I was beginning to get distracted at this point. Maybe because after seeing Africa, I believed even more strongly that there couldn`t be a God. There`s even a documentary narrated by Nicole Kidman about the Lost Boys of Sudan called God Grew Tired Of Us. That`s how the Sudanese feel, like God grew tired of them and abandoned Africa altogether. But, they pray with such conviction and hope, with a trust that is unmatched.
Albom pulled the threads together by closing with his thoughts on the interconnectedness of faith and happiness. This is where I might have started my obvious sneering. I do think many find great comfort in this combination, but I think happiness can also be a stand alone, without faith.
I wandered off, choosing not to buy the book (I`ll give it a go when it becomes available in paperback), and ended up in the Well Being section, because I was indeed feeling well after a shiatsu treatment and Chinese steamed pork buns. I found Julia Cameron`s The Artist`s Way on display and leafed through it for the twentieth time. My friend Heidi is contemplating it as well, but we are both hesitant on exposure to the supposedly life-altering words inside.
I picked up Oprah`s latest, because, confession here—sometimes I like to buy her glossy magazine and read all that gut-grilling stuff. DREAM BIG! O`s Guide To Discovering Your Best Life held more potential for me than Have a Little Faith. (Editor`s Note: If it was have a little Faith Hill, yes, sign me up!)
I flipped to O`s section on Five Things Happy People Do by Gabrielle LeBlanc (just to see if church was one of them). This is what I found, and will share with you so you can be happy as well.
1. Realize one`s golden self through eudaimonic well-being. Eudaimonia, for those not fluent in Oprah-speak, is striving toward excellence based on one`s unique talents and potential. Meaning: take on new challenges and follow one`s sense of purpose.
2. Design your life to bring joy in. Whether it be a relationship or a career, it`s difficult to abandon dreams even when they turn sour. Make deliberate changes, NOW. A study conducted out of the University of California San Diego had 900 women write down everything they did the day before. They had to evaluate how they felt at each point with each activity. Many of them cried realizing how much of their day was spent being unhappy.
3. Avoid If only…. fantasies. If only I were skinnier, if only I had more money, if only I had finished my degree…We misjudge contentment by zeroing in on one single aspect of life and are fooled by the focusing illusion. In a study where participants were asked how happy they were with their life in general, and how many dates they`d had in the last month, the answers were dramatically different according to the order of the questions. When asked about dating first, thoughts of their romantic life influenced the overall happiness response more negatively.
By keeping our life full of novelty, the pressure is alleviated from unrealistic expectations from partners or work, to solely fulfill happiness.

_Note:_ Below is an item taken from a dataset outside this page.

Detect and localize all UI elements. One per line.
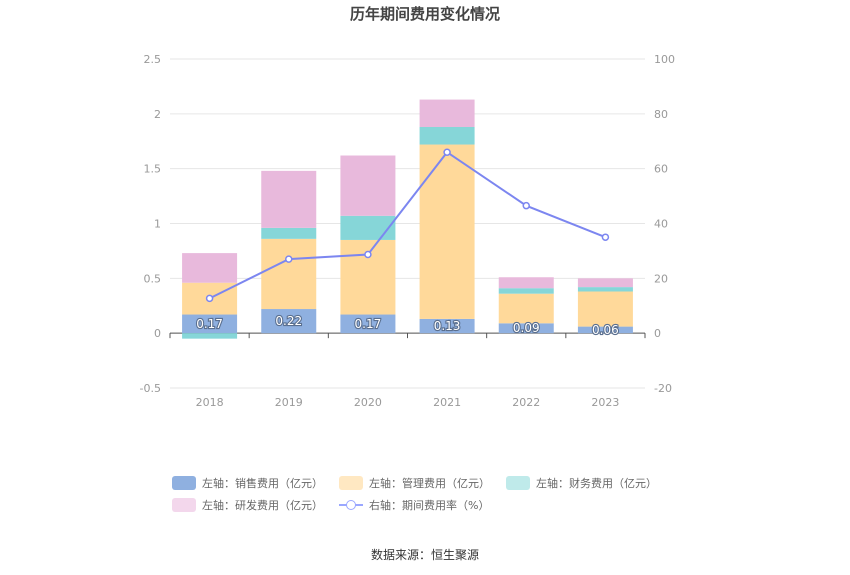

4. Put best friends first. More joy is derived from spending longer quality time with close friends than chatting with acquaintances. (Obviously the author of this entry doesn`t Twitter or Facebook.)
5. Allow yourself to be happy. Even the Dalai Lama says it`s cool in his books. We can`t save the polar bears and poor Africans all at once. Dalai says it`s okay to pursue personal happiness and help others simultaneously. Whew.
Basically, everything you own should have value. Either because it`s functional, beautiful, or you just love it.
And that`s happy in five easy steps. Just like making Kraft Dinner. If you need and want faith to get you there, fine. If pumpkin pie for breakfast is the critical omission to this checklist, go, be happy with your pie and morning paper.
Find your own brand of faith and indulge. Make your very own Happy Meal.